La cabine d'essayage, un élément clé

Combien de cabines ? Comment les aménager ? Faute de se poser ces questions élémentaires, certains distributeurs risquent de bâcler ce maillon pourtant essentiel.

©BERNaRD MaRtiNEZ

Les tendances

- Un investissement plus important des enseignes dans cet espace. Son prix au mètre carré est supérieur à la moyenne du magasin.

- Des cabines plus spacieuses avec un siège, des patères, une tablette pour poser ses clés... Celles trop exiguës ne donnent pas envie aux clients de s'attarder.

- Un sentiment d'intimité renforcé, avec un éclairage chaleureux qui donne « bonne mine », de la moquette au sol... Il faut inspirer confiance aux clients, surtout en grandes surfaces.

C'est un lieu stratégique, et pourtant, c'est celui que l'on voit le moins. Normal, les cabines d'essayage sont souvent le seul espace intime dont disposent les clients dans leurs séances de shopping. Les enseignes ne le prennent plus à la légère. Quatre planches, un néon, un rideau et un miroir ? Surtout pas ! « C'est là que le choix se fait, c'est donc une zone à laquelle il faut porter de l'attention », avertit Antoine Brieu, directeur général de C et A France. En pleine réflexion pour réaménager ses magasins, il bichonne ces espaces. Revêtement du sol, disposition des miroirs, éclairage chaleureux et valorisant, tout est passé en revue. « On veut plus de qualitatif que dans le reste du magasin, explique Antoine Brieu. Un endroit plus calme au coeur de la tempête. »

 

Inspirer confiance

Leur positionnement dans le magasin obéit à une règle simple. Quand le trafic est relativement faible, il vaut mieux les poser à proximité des caisses pour faciliter le parcours du client. En moyenne, les enseignes s'en tiennent à une cabine pour 100 m2 d'espace de vente. En revanche, là où le trafic est plus fort, il faut en compter plus. Et surtout les installer à l'opposé des caisses, sous peine de voir un bouchon se former dans les allées !

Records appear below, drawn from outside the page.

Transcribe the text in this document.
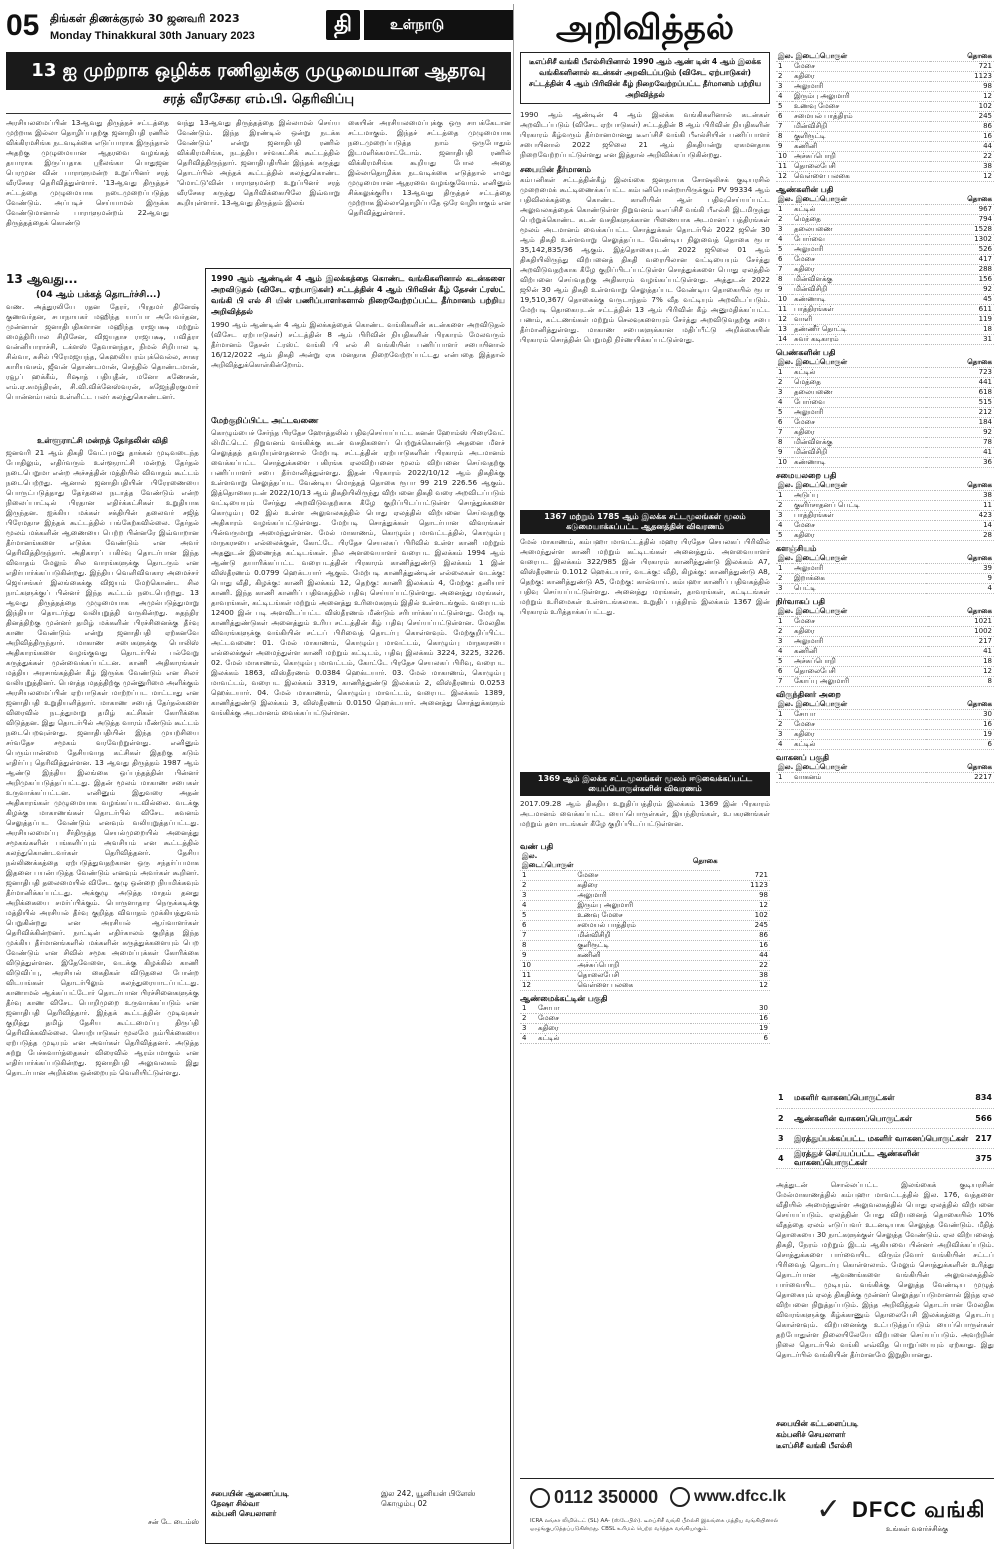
05 திங்கள் திணக்குரல் 30 ஜனவரி 2023
Monday Thinakkural 30th January 2023	தி	உள்நாடு
13 ஐ முற்றாக ஒழிக்க ரணிலுக்கு முழுமையான ஆதரவு
சரத் வீரசேகர எம்.பி. தெரிவிப்பு
அரசியலமைப்பின் 13ஆவது திருத்தச் சட்டத்தை முற்றாக இல்லா தொழிப்பதற்கு ஜனாதிபதி ரணில் விக்கிரமசிங்க நடவடிக்கை எடுப்பாராக இருந்தால் அதற்கு முழுமையான ஆதரவை வழங்கத் தயாராக இருப்பதாக ஸ்ரீலங்கா பொதுஜன பெரமுன வின் பாராளுமன்ற உறுப்பினர் சரத் வீரசேகர தெரிவித்துள்ளார். '13ஆவது திருத்தச் சட்டத்தை முழுமையாக நடைமுறைப்படுத்த வேண்டும். அப்படிச் செய்யாமல் இருக்க வேண்டுமானால் பாராளுமன்றம் 22ஆவது திருத்தத்தைக் கொண்டு
வந்து 13ஆவது திருத்தத்தை இல்லாமல் செய்ய வேண்டும். இந்த இரண்டில் ஒன்று நடக்க வேண்டும்' என்று ஜனாதிபதி ரணில் விக்கிரமசிங்க, நடத்திய சர்வகட்சிக் கூட்டத்தில் தெரிவித்திருந்தார். ஜனாதிபதியின் இந்தக் கருத்து தொடர்பில் அந்தக் கூட்டத்தில் கலந்துகொண்ட 'மொட்டு'வின் பாராளுமன்ற உறுப்பினர் சரத் வீரசேகர கருத்து தெரிவிக்கையிலே இவ்வாறு கூறியுள்ளார். 13ஆவது திருத்தம் இலங்
கையின் அரசியலமைப்புக்கு ஒரு சாபக்கேடான சட்டமாகும். இந்தச் சட்டத்தை முழுமையாக நடைமுறைப்படுத்த நாம் ஒருபோதும் இடமளிக்கமாட்டோம். ஜனாதிபதி ரணில் விக்கிரமசிங்க கூறியது போல அதை இல்லாதொழிக்க நடவடிக்கை எடுத்தால் எமது முழுமையான ஆதரவை வழங்குவோம். எனினும் சிக்கலுக்குரிய 13ஆவது திருத்தச் சட்டத்தை முற்றாக இல்லாதொழிப்பதே ஒரே வழியாகும் என தெரிவித்துள்ளார்.
13 ஆவது...
(04 ஆம் பக்கத் தொடர்ச்சி...)
வண. அத்துரலியே ரதன தேரர், பிரதமர் தினேஷ் குணவர்தன, சபாநாயகர் மஹிந்த யாப்பா அபேவர்தன, முன்னாள் ஜனாதிபதிகளான மஹிந்த ராஜபக்ஷ மற்றும் மைத்திரிபால சிறிசேன, விஜயதாச ராஜபக்ஷ, பவித்ரா வன்னியாராச்சி, டக்ளஸ் தேவானந்தா, நிமல் சிறிபால டி சில்வா, சுசில் பிரேமஜயந்த, கெஹலிய ரம்புக்வெல்ல, சாகர காரியவசம், ஜீவன் தொண்டமான், செந்தில் தொண்டமான், ரவூப் ஹக்கீம், ரிஷாத் பதியுதீன், மனோ கணேசன், எம்.ஏ.சுமந்திரன், சி.வி.விக்னேஸ்வரன், கஜேந்திரகுமார் பொன்னம்பலம் உள்ளிட்ட பலர் கலந்துகொண்டனர்.
உள்ளூராட்சி மன்றத் தேர்தலின் விதி
ஜனவரி 21 ஆம் திகதி வேட்புமனு தாக்கல் முடிவடைந்த போதிலும், எதிர்வரும் உள்ளூராட்சி மன்றத் தேர்தல் நடைபெறுமா என்ற அச்சத்தின் மத்தியில் விவாதம் கூட்டம் நடைபெற்றது. ஆனால் ஜனாதிபதியின் பிரேரணையை பொருட்படுத்தாது தேர்தலை நடாத்த வேண்டும் என்ற நிலைப்பாட்டில் பிரதான எதிர்க்கட்சிகள் உறுதியாக இருந்தன. ஐக்கிய மக்கள் சக்தியின் தலைவர் சஜித் பிரேமதாச இந்தக் கூட்டத்தில் பங்கேற்கவில்லை. தேர்தல் மூலம் மக்களின் ஆணையை பெற்ற பின்னரே இவ்வாறான தீர்மானங்களை எடுக்க வேண்டும் என அவர் தெரிவித்திருந்தார். அதிகாரப் பகிர்வு தொடர்பான இந்த விவாதம் மேலும் சில வாரங்களுக்கு தொடரும் என எதிர்பார்க்கப்படுகின்றது. இந்திய வெளிவிவகார அமைச்சர் ஜெய்சங்கர் இலங்கைக்கு விஜயம் மேற்கொண்ட சில நாட்களுக்குப் பின்னர் இந்த கூட்டம் நடைபெற்றது. 13 ஆவது திருத்தத்தை முழுமையாக அமுல்படுத்துமாறு இந்தியா தொடர்ந்து வலியுறுத்தி வருகின்றது. சுதந்திர தினத்திற்கு முன்னர் தமிழ் மக்களின் பிரச்சினைக்கு தீர்வு காண வேண்டும் என்று ஜனாதிபதி ஏற்கனவே அறிவித்திருந்தார். மாகாண சபைகளுக்கு பொலிஸ் அதிகாரங்களை வழங்குவது தொடர்பில் பல்வேறு கருத்துக்கள் முன்வைக்கப்பட்டன. காணி அதிகாரங்கள் மத்திய அரசாங்கத்தின் கீழ் இருக்க வேண்டும் என சிலர் வலியுறுத்தினர். பௌத்த மதத்திற்கு முன்னுரிமை அளிக்கும் அரசியலமைப்பின் ஏற்பாடுகள் மாற்றப்பட மாட்டாது என ஜனாதிபதி உறுதியளித்தார். மாகாண சபைத் தேர்தல்களை விரைவில் நடத்துமாறு தமிழ் கட்சிகள் கோரிக்கை விடுத்தன. இது தொடர்பில் அடுத்த வாரம் மீண்டும் கூட்டம் நடைபெறவுள்ளது. ஜனாதிபதியின் இந்த முயற்சியை சர்வதேச சமூகம் வரவேற்றுள்ளது. எனினும் பெரும்பான்மை தேசியவாத கட்சிகள் இதற்கு கடும் எதிர்ப்பு தெரிவித்துள்ளன. 13 ஆவது திருத்தம் 1987 ஆம் ஆண்டு இந்திய இலங்கை ஒப்பந்தத்தின் பின்னர் அறிமுகப்படுத்தப்பட்டது. இதன் மூலம் மாகாண சபைகள் உருவாக்கப்பட்டன. எனினும் இதுவரை அதன் அதிகாரங்கள் முழுமையாக வழங்கப்படவில்லை. வடக்கு கிழக்கு மாகாணங்கள் தொடர்பில் விசேட கவனம் செலுத்தப்பட வேண்டும் எனவும் வலியுறுத்தப்பட்டது. அரசியலமைப்பு சீர்திருத்த செயல்முறையில் அனைத்து சமூகங்களின் பங்களிப்பும் அவசியம் என கூட்டத்தில் கலந்துகொண்டவர்கள் தெரிவித்தனர். தேசிய நல்லிணக்கத்தை ஏற்படுத்துவதற்கான ஒரு சந்தர்ப்பமாக இதனை பயன்படுத்த வேண்டும் எனவும் அவர்கள் கூறினர். ஜனாதிபதி தலைமையில் விசேட குழு ஒன்றை நியமிக்கவும் தீர்மானிக்கப்பட்டது. அக்குழு அடுத்த மாதம் தனது அறிக்கையை சமர்ப்பிக்கும். பொருளாதார நெருக்கடிக்கு மத்தியில் அரசியல் தீர்வு குறித்த விவாதம் முக்கியத்துவம் பெறுகின்றது என அரசியல் ஆய்வாளர்கள் தெரிவிக்கின்றனர். நாட்டின் எதிர்காலம் குறித்த இந்த முக்கிய தீர்மானங்களில் மக்களின் கருத்துக்களையும் பெற வேண்டும் என சிவில் சமூக அமைப்புக்கள் கோரிக்கை விடுத்துள்ளன. இதேவேளை, வடக்கு கிழக்கில் காணி விடுவிப்பு, அரசியல் கைதிகள் விடுதலை போன்ற விடயங்கள் தொடர்பிலும் கலந்துரையாடப்பட்டது. காணாமல் ஆக்கப்பட்டோர் தொடர்பான பிரச்சினைகளுக்கு தீர்வு காண விசேட பொறிமுறை உருவாக்கப்படும் என ஜனாதிபதி தெரிவித்தார். இந்தக் கூட்டத்தின் முடிவுகள் குறித்து தமிழ் தேசிய கூட்டமைப்பு திருப்தி தெரிவிக்கவில்லை. செயற்பாடுகள் மூலமே நம்பிக்கையை ஏற்படுத்த முடியும் என அவர்கள் தெரிவித்தனர். அடுத்த சுற்று பேச்சுவார்த்தைகள் விரைவில் ஆரம்பமாகும் என எதிர்பார்க்கப்படுகின்றது. ஜனாதிபதி அலுவலகம் இது தொடர்பான அறிக்கை ஒன்றையும் வெளியிட்டுள்ளது.
சன் டே டைம்ஸ்
1990 ஆம் ஆண்டின் 4 ஆம் இலக்கத்தை கொண்ட வங்கிகளினால் கடன்களை அறவிடுதல் (விசேட ஏற்பாடுகள்) சட்டத்தின் 4 ஆம் பிரிவின் கீழ் தேசன் ட்ரஸ்ட் வங்கி பி எல் சி யின் பணிப்பாளர்களால் நிறைவேற்றப்பட்ட தீர்மானம் பற்றிய அறிவித்தல்
1990 ஆம் ஆண்டின் 4 ஆம் இலக்கத்தைக் கொண்ட வங்கிகளின் கடன்களை அறவிடுதல் (விசேட ஏற்பாடுகள்) சட்டத்தின் 8 ஆம் பிரிவின் நியதிகளின் பிரகாரம் மேலவரும் தீர்மானம் தேசன் ட்ரஸ்ட் வங்கி பி எல் சி வங்கியின் பணிப்பாளர் சபையினால் 16/12/2022 ஆம் திகதி அன்று ஏக மனதாக நிறைவேற்றப்பட்டது என்பதை இத்தால் அறிவித்துக்கொள்கின்றோம்.
மேற்குறிப்பிட்ட அட்டவணை
கொழும்பைச் சேர்ந்த பிரதேச ஹோத்தலில் பதிவுசெய்யப்பட்ட கனன் ஹோம்ஸ் பிரைவேட் லிமிட்டெட் நிறுவனம் வங்கிக்கு கடன் வசதிகளைப் பெற்றுக்கொண்டு அதனை மீளச் செலுத்தத் தவறியுள்ளதனால் மேற்படி சட்டத்தின் ஏற்பாடுகளின் பிரகாரம் அடமானம் வைக்கப்பட்ட சொத்துக்களை பகிரங்க ஏலவிற்பனை மூலம் விற்பனை செய்வதற்கு பணிப்பாளர் சபை தீர்மானித்துள்ளது. இதன் பிரகாரம் 2022/10/12 ஆம் திகதிக்கு உள்ளவாறு செலுத்தப்பட வேண்டிய மொத்தத் தொகை ரூபா 99 219 226.56 ஆகும். இத்தொகையுடன் 2022/10/13 ஆம் திகதியிலிருந்து விற்பனை திகதி வரை அறவிடப்படும் வட்டியையும் சேர்த்து அறவிடுவதற்காக கீழே குறிப்பிடப்பட்டுள்ள சொத்துக்களை கொழும்பு 02 இல் உள்ள அலுவலகத்தில் பொது ஏலத்தில் விற்பனை செய்வதற்கு அதிகாரம் வழங்கப்பட்டுள்ளது. மேற்படி சொத்துக்கள் தொடர்பான விவரங்கள் பின்வருமாறு அமைந்துள்ளன. மேல் மாகாணம், கொழும்பு மாவட்டத்தில், கொழும்பு மாநகரசபை எல்லைக்குள், கோட்டே பிரதேச செயலகப் பிரிவில் உள்ள காணி மற்றும் அதனுடன் இணைந்த கட்டிடங்கள். நில அளவையாளர் வரைபட இலக்கம் 1994 ஆம் ஆண்டு தயாரிக்கப்பட்ட வரைபடத்தின் பிரகாரம் காணித்துண்டு இலக்கம் 1 இன் விஸ்தீரணம் 0.0799 ஹெக்டயார் ஆகும். மேற்படி காணித்துண்டின் எல்லைகள் வடக்கு: பொது வீதி, கிழக்கு: காணி இலக்கம் 12, தெற்கு: காணி இலக்கம் 4, மேற்கு: தனியார் காணி. இந்த காணி காணிப் பதிவகத்தில் பதிவு செய்யப்பட்டுள்ளது. அனைத்து மரங்கள், தாவரங்கள், கட்டிடங்கள் மற்றும் அனைத்து உரிமைகளும் இதில் உள்ளடங்கும். வரைபடம் 12400 இன் படி அளவிடப்பட்ட விஸ்தீரணம் மீண்டும் சரிபார்க்கப்பட்டுள்ளது. மேற்படி காணித்துண்டுகள் அனைத்தும் உரிய சட்டத்தின் கீழ் பதிவு செய்யப்பட்டுள்ளன. மேலதிக விவரங்களுக்கு வங்கியின் சட்டப் பிரிவைத் தொடர்பு கொள்ளவும். மேற்குறிப்பிட்ட அட்டவணை: 01. மேல் மாகாணம், கொழும்பு மாவட்டம், கொழும்பு மாநகரசபை எல்லைக்குள் அமைந்துள்ள காணி மற்றும் கட்டிடம், பதிவு இலக்கம் 3224, 3225, 3226. 02. மேல் மாகாணம், கொழும்பு மாவட்டம், கோட்டே பிரதேச செயலகப் பிரிவு, வரைபட இலக்கம் 1863, விஸ்தீரணம் 0.0384 ஹெக்டயார். 03. மேல் மாகாணம், கொழும்பு மாவட்டம், வரைபட இலக்கம் 3319, காணித்துண்டு இலக்கம் 2, விஸ்தீரணம் 0.0253 ஹெக்டயார். 04. மேல் மாகாணம், கொழும்பு மாவட்டம், வரைபட இலக்கம் 1389, காணித்துண்டு இலக்கம் 3, விஸ்தீரணம் 0.0150 ஹெக்டயார். அனைத்து சொத்துக்களும் வங்கிக்கு அடமானம் வைக்கப்பட்டுள்ளன.
சபையின் ஆணைப்படி
தேஷா சில்வா
கம்பனி செயலாளர்
இல 242, யூனியன் பிளேஸ்
கொழும்பு 02
அறிவித்தல்
டீஎப்சிசீ வங்கி பீஎல்சியினால் 1990 ஆம் ஆண் டின் 4 ஆம் இலக்க வங்கிகளினால் கடன்கள் அறவிடப்படும் (விசேட ஏற்பாடுகள்) சட்டத்தின் 4 ஆம் பிரிவின் கீழ் நிறைவேற்றப்பட்ட தீர்மானம் பற்றிய அறிவித்தல்
1990 ஆம் ஆண்டின் 4 ஆம் இலக்க வங்கிகளினால் கடன்கள் அறவிடப்படும் (விசேட ஏற்பாடுகள்) சட்டத்தின் 8 ஆம் பிரிவின் நியதிகளின் பிரகாரம் கீழ்வரும் தீர்மானமானது டீஎப்சிசீ வங்கி பீஎல்சியின் பணிப்பாளர் சபையினால் 2022 ஜூலை 21 ஆம் திகதியன்று ஏகமனதாக நிறைவேற்றப்பட்டுள்ளது என இத்தால் அறிவிக்கப்படுகின்றது.
சபையின் தீர்மானம்
கம்பனிகள் சட்டத்தின்கீழ் இலங்கை ஜனநாயக சோஷலிசக் குடியரசில் முறைமைக் கூட்டிணைக்கப்பட்ட கம்பனியொன்றாயிருக்கும் PV 99334 ஆம் பதிவிலக்கத்தை கொண்ட காளியின் ஆள் பதிவுசெய்யப்பட்ட அலுவலகத்தைக் கொண்டுள்ள நிறுவனம் டீஎப்சிசீ வங்கி பீஎல்சி இடமிருந்து பெற்றுக்கொண்ட கடன் வசதிகளுக்கான பிணையாக அடமானப் பத்திரங்கள் மூலம் அடமானம் வைக்கப்பட்ட சொத்துக்கள் தொடர்பில் 2022 ஜூன் 30 ஆம் திகதி உள்ளவாறு செலுத்தப்பட வேண்டிய நிலுவைத் தொகை ரூபா 35,142,835/36 ஆகும். இத்தொகையுடன் 2022 ஜூலை 01 ஆம் திகதியிலிருந்து விற்பனைத் திகதி வரையிலான வட்டியையும் சேர்த்து அறவிடுவதற்காக கீழே குறிப்பிடப்பட்டுள்ள சொத்துக்களை பொது ஏலத்தில் விற்பனை செய்வதற்கு அதிகாரம் வழங்கப்பட்டுள்ளது. அத்துடன் 2022 ஜூன் 30 ஆம் திகதி உள்ளவாறு செலுத்தப்பட வேண்டிய தொகையில் ரூபா 19,510,367/ தொகைக்கு வருடாந்தம் 7% வீத வட்டியும் அறவிடப்படும். மேற்படி தொகையுடன் சட்டத்தின் 13 ஆம் பிரிவின் கீழ் அனுமதிக்கப்பட்ட பணம், கட்டணங்கள் மற்றும் செலவுகளையும் சேர்த்து அறவிடுவதற்கு சபை தீர்மானித்துள்ளது. மாகாண சபைகளுக்கான மதிப்பீட்டு அறிக்கையின் பிரகாரம் சொத்தின் பெறுமதி நிர்ணயிக்கப்பட்டுள்ளது.
1367 மற்றும் 1785 ஆம் இலக்க சட்டமூலங்கள் மூலம் கடுமையாக்கப்பட்ட ஆதனத்தின் விவரணம்
மேல் மாகாணம், கம்பஹா மாவட்டத்தில் மஹர பிரதேச செயலகப் பிரிவில் அமைந்துள்ள காணி மற்றும் கட்டிடங்கள் அனைத்தும். அளவையாளர் வரைபட இலக்கம் 322/985 இன் பிரகாரம் காணித்துண்டு இலக்கம் A7, விஸ்தீரணம் 0.1012 ஹெக்டயார், வடக்கு: வீதி, கிழக்கு: காணித்துண்டு A8, தெற்கு: காணித்துண்டு A5, மேற்கு: கால்வாய். கம்பஹா காணிப் பதிவகத்தில் பதிவு செய்யப்பட்டுள்ளது. அனைத்து மரங்கள், தாவரங்கள், கட்டிடங்கள் மற்றும் உரிமைகள் உள்ளடங்கலாக. உறுதிப் பத்திரம் இலக்கம் 1367 இன் பிரகாரம் உரித்தாக்கப்பட்டது.
1369 ஆம் இலக்க சட்டமூலங்கள் மூலம் ஈடுவைக்கப்பட்ட யைப்பொருள்களின் விவரணம்
2017.09.28 ஆம் திகதிய உறுதிப்பத்திரம் இலக்கம் 1369 இன் பிரகாரம் அடமானம் வைக்கப்பட்ட யைப்பொருள்கள், இயந்திரங்கள், உபகரணங்கள் மற்றும் தளபாடங்கள் கீழே குறிப்பிடப்பட்டுள்ளன.
வண் பதி
இல. இடைப்பொருள்	தொகை	
1	மேசை	721
2	கதிரை	1123
3	அலுமாரி	98
4	இரும்பு அலுமாரி	12
5	உணவு மேசை	102
6	சமையல் பாத்திரம்	245
7	மின்விசிறி	86
8	குளிரூட்டி	16
9	கணினி	44
10	அச்சுப்பொறி	22
11	தொலைபேசி	38
12	வெள்ளை பலகை	12
ஆண்மைக்கட்டின் பகுதி
1	சோபா	30
2	மேசை	16
3	கதிரை	19
4	கட்டில்	6
இல. இடைப்பொருள்		தொகை
1	மேசை	721
2	கதிரை	1123
3	அலுமாரி	98
4	இரும்பு அலுமாரி	12
5	உணவு மேசை	102
6	சமையல் பாத்திரம்	245
7	மின்விசிறி	86
8	குளிரூட்டி	16
9	கணினி	44
10	அச்சுப்பொறி	22
11	தொலைபேசி	38
12	வெள்ளை பலகை	12
ஆண்களின் பதி
இல. இடைப்பொருள்		தொகை
1	கட்டில்	967
2	மெத்தை	794
3	தலையணை	1528
4	போர்வை	1302
5	அலுமாரி	526
6	மேசை	417
7	கதிரை	288
8	மின்விளக்கு	156
9	மின்விசிறி	92
10	கண்ணாடி	45
11	பாத்திரங்கள்	611
12	வாளி	119
13	தண்ணீர் தொட்டி	18
14	சுவர் கடிகாரம்	31
பெண்களின் பதி
இல. இடைப்பொருள்		தொகை
1	கட்டில்	723
2	மெத்தை	441
3	தலையணை	618
4	போர்வை	515
5	அலுமாரி	212
6	மேசை	184
7	கதிரை	92
8	மின்விளக்கு	78
9	மின்விசிறி	41
10	கண்ணாடி	36
சமையலறை பதி
இல. இடைப்பொருள்		தொகை
1	அடுப்பு	38
2	குளிர்சாதனப் பெட்டி	11
3	பாத்திரங்கள்	423
4	மேசை	14
5	கதிரை	28
களஞ்சியம்
இல. இடைப்பொருள்		தொகை
1	அலுமாரி	39
2	இறாக்கை	9
3	பெட்டி	4
நிர்வாகப் பதி
இல. இடைப்பொருள்		தொகை
1	மேசை	1021
2	கதிரை	1002
3	அலுமாரி	217
4	கணினி	41
5	அச்சுப்பொறி	18
6	தொலைபேசி	12
7	கோப்பு அலுமாரி	8
விருந்தினர் அறை
இல. இடைப்பொருள்		தொகை
1	சோபா	30
2	மேசை	16
3	கதிரை	19
4	கட்டில்	6
வாகனப் பகுதி
இல. இடைப்பொருள்		தொகை
1	வாகனம்	2217
1	மகளிர் வாகனப்பொருட்கள்	834
2	ஆண்களின் வாகனப்பொருட்கள்	566
3	இரத்துப்பக்கப்பட்ட மகளிர் வாகனப்பொருட்கள்	217
4	இரத்துச் செய்யப்பட்ட ஆண்களின் வாகனப்பொருட்கள்	375
அத்துடன் சொல்லப்பட்ட இலங்கைக் குடியரசின் மேல்மாகாணத்தில் கம்பஹா மாவட்டத்தில் இல. 176, வத்தளை வீதியில் அமைந்துள்ள அலுவலகத்தில் பொது ஏலத்தில் விற்பனை செய்யப்படும். ஏலத்தின் போது விற்பனைத் தொகையில் 10% வீதத்தை ஏலம் எடுப்பவர் உடனடியாக செலுத்த வேண்டும். மீதித் தொகையை 30 நாட்களுக்குள் செலுத்த வேண்டும். ஏல விற்பனைத் திகதி, நேரம் மற்றும் இடம் ஆகியவை பின்னர் அறிவிக்கப்படும். சொத்துக்களை பார்வையிட விரும்புவோர் வங்கியின் சட்டப் பிரிவைத் தொடர்பு கொள்ளலாம். மேலும் சொத்துக்களின் உரித்து தொடர்பான ஆவணங்களை வங்கியின் அலுவலகத்தில் பார்வையிட முடியும். வங்கிக்கு செலுத்த வேண்டிய முழுத் தொகையும் ஏலத் திகதிக்கு முன்னர் செலுத்தப்படுமானால் இந்த ஏல விற்பனை நிறுத்தப்படும். இந்த அறிவித்தல் தொடர்பான மேலதிக விவரங்களுக்கு கீழ்க்காணும் தொலைபேசி இலக்கத்தை தொடர்பு கொள்ளவும். விற்பனைக்கு உட்படுத்தப்படும் யைப்பொருள்கள் தற்போதுள்ள நிலையிலேயே விற்பனை செய்யப்படும். அவற்றின் நிலை தொடர்பில் வங்கி எவ்வித பொறுப்பையும் ஏற்காது. இது தொடர்பில் வங்கியின் தீர்மானமே இறுதியானது.
சபையின் கட்டளைப்படி
கம்பனிச் செயலாளர்
டீஎப்சிசீ வங்கி பீஎல்சி
0112 350000	www.dfcc.lk
ICRA லங்கா லிமிடெட் (SL) AA- (ஸ்டேபிள்). டீஎப்சிசீ வங்கி பீஎல்சி இலங்கை மத்திய வங்கியினால் ஒழுங்குபடுத்தப்படுகின்றது. CBSL உரிமம் பெற்ற வர்த்தக வங்கியாகும்.
✓ DFCC வங்கி
உங்கள் வளர்ச்சிக்கு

Pour les hypermarchés, les tendances sont proches, même si l'environnement change la donne. « Il faut inspirer confiance aux clientes, assure Jean-Jacques Exmelin, adhérent Leclerc de Bois-d'Arcy et responsable textile auprès du Galec. L'éclairage doit donner bonne mine, il faut un siège, un miroir, des patères... »

 

Donner envie d'y passer du temps 

Surtout, les femmes craignent souvent les voyeurs. Dans son nouveau concept de rayon textile, déployé début 2011, Leclerc a privilégié des cabines cachées par un « mur promotionnel ». Une signalétique discrète indique leur emplacement et un employé contrôle les entrées. Aussi, et ce n'est pas le cas partout, les nouvelles cabines ont un toit. C'est à ce prix-là que les clientes acceptent d'y passer du temps pour réfléchir à leur achat.

Et demain ? Si leur coût reste trop élevé, les miroirs interactifs, comme ceux de la société Apia, permettront peut-être d'améliorer l'autonomie des clients en cabine. Les vêtements munis de puces RFID sont reconnus et des informations s'affichent sur le miroir. Taille, prix, provenance, fibre, qualité... Une technologie qui pourra être mise à contribution pour conseiller des accessoires assortis. Quand on vous dit que c'est dans les cabines d'essayage que le business se fait...

 

1 cabine pour 100 m2

d'espace de vente, c'est la moyenne qu'il faut compter dans les enseignes spécialisées.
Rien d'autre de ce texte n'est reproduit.